Hotel workers at the Westin Long Beach have unanimously ratified a new contract that will increase their pay by 60% over the next three and a half years, union officials said.
Unite Here Local 11, which represents more than 32,000 hospitality workers in Southern California and Arizona, announced the ratification Friday.
Earlier this summer, approximately 100 Westin workers, including room attendants, cooks, dishwashers, front desk agents, servers and others, walked off the job. The action was one of more than 175 strikes involving more than 10,000 hotel workers since July 2023.

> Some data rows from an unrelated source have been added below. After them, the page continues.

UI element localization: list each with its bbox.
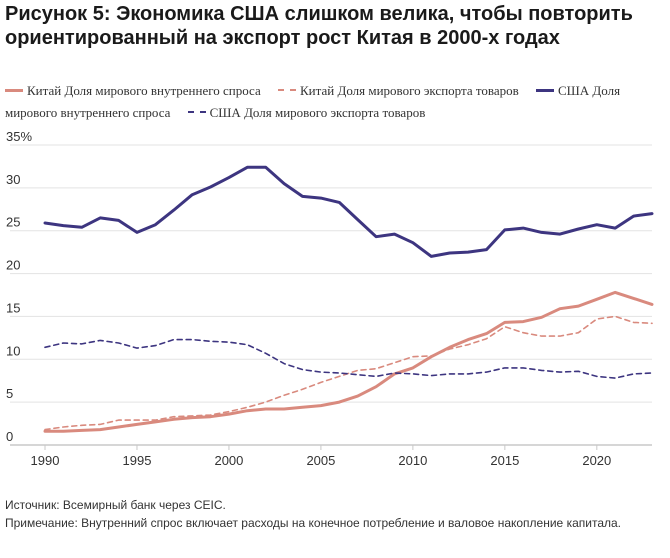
- legend-swatch-usa-domestic: [535, 88, 554, 92]
- line-chart: 1990 1995 2000 2005 2010 2015 2020 35%30252015…: [6, 130, 654, 468]
- legend-item-china-domestic: Китай Доля мирового внутреннего спроса: [5, 83, 261, 98]
- source-note: Источник: Всемирный банк через CEIC.: [5, 498, 226, 512]
- series-line-usa-domestic-demand: [43, 165, 654, 258]
- y-tick-label-10: 10: [6, 343, 20, 358]
- y-tick-label-35: 35%: [6, 130, 32, 144]
- grid-lines: [10, 144, 652, 403]
- legend-swatch-china-domestic: [5, 88, 23, 92]
- legend-label-usa-domestic: США Доля мирового внутреннего спроса: [5, 83, 621, 120]
- y-tick-label-5: 5: [6, 386, 13, 401]
- y-tick-label-30: 30: [6, 172, 20, 187]
- y-tick-label-25: 25: [6, 215, 20, 230]
- series-line-china-goods-export: [44, 315, 653, 431]
- footnote: Примечание: Внутренний спрос включает ра…: [5, 516, 621, 530]
- page-title: Рисунок 5: Экономика США слишком велика,…: [5, 3, 633, 49]
- x-tick-label-2000: 2000: [214, 453, 243, 468]
- series-line-usa-goods-export: [44, 338, 653, 379]
- y-tick-label-20: 20: [6, 258, 20, 273]
- x-tick-label-2020: 2020: [582, 453, 611, 468]
- legend-label-usa-export: США Доля мирового экспорта товаров: [209, 105, 426, 120]
- chart-notes: Источник: Всемирный банк через CEIC. При…: [5, 498, 665, 534]
- legend-item-china-export: Китай Доля мирового экспорта товаров: [278, 83, 519, 98]
- x-tick-label-1995: 1995: [123, 453, 152, 468]
- legend-label-china-domestic: Китай Доля мирового внутреннего спроса: [27, 83, 261, 98]
- x-tick-label-1990: 1990: [31, 453, 60, 468]
- legend-label-china-export: Китай Доля мирового экспорта товаров: [300, 83, 519, 98]
- legend-item-usa-domestic: США Доля мирового внутреннего спроса: [5, 83, 620, 120]
- legend-swatch-usa-export: [187, 111, 206, 114]
- series-lines: [43, 165, 654, 433]
- chart-legend: Китай Доля мирового внутреннего спроса К…: [5, 80, 665, 124]
- x-tick-label-2005: 2005: [306, 453, 335, 468]
- series-line-china-domestic-demand: [43, 290, 654, 433]
- x-axis: 1990 1995 2000 2005 2010 2015 2020: [10, 444, 652, 468]
- y-tick-label-0: 0: [6, 429, 13, 444]
- x-tick-label-2010: 2010: [398, 453, 427, 468]
- legend-item-usa-export: США Доля мирового экспорта товаров: [187, 105, 426, 120]
- legend-swatch-china-export: [278, 89, 296, 92]
- x-tick-label-2015: 2015: [490, 453, 519, 468]
- y-axis: 35% 30 25 20 15 10 5 0: [6, 130, 32, 444]
- y-tick-label-15: 15: [6, 300, 20, 315]
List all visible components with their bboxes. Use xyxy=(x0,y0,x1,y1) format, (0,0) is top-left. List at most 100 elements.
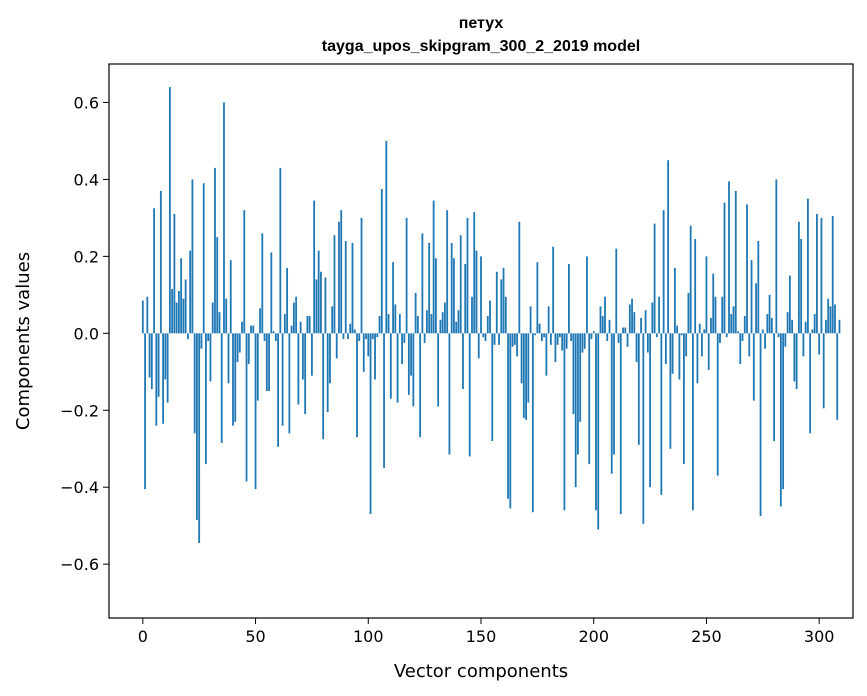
bar xyxy=(802,333,805,357)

Agreements have been reached with dozens of hotels in Los Angeles and Orange County since the rolling strikes began last summer.
The new contract gives workers an immediate $5 per hour raise, with another $6.25 an hour by the time the contract expires on Jan. 15, 2028. In addition to what the union called a “historic” wage increase, the agreement also guarantees pre-pandemic staffing levels, mandatory daily room cleaning and one of the highest service worker pensions in the country, officials said.
“We now need a new deal for the Olympics,” Unite Here Local 11 co- President Kurt Petersen said in a statement. “The current scheme is for developers, airbnb and hotels to reap enormous profits while working people shoulder the costs. That must change.”
Officials with the hotel bargaining group did not immediately respond to a request for comment Sunday.
The announcement about the Long Beach workers comes as other hotel workers represented by Unite Here were staging walkouts in eight cities across the United States on Sunday, including San Diego, San Francisco and San Jose.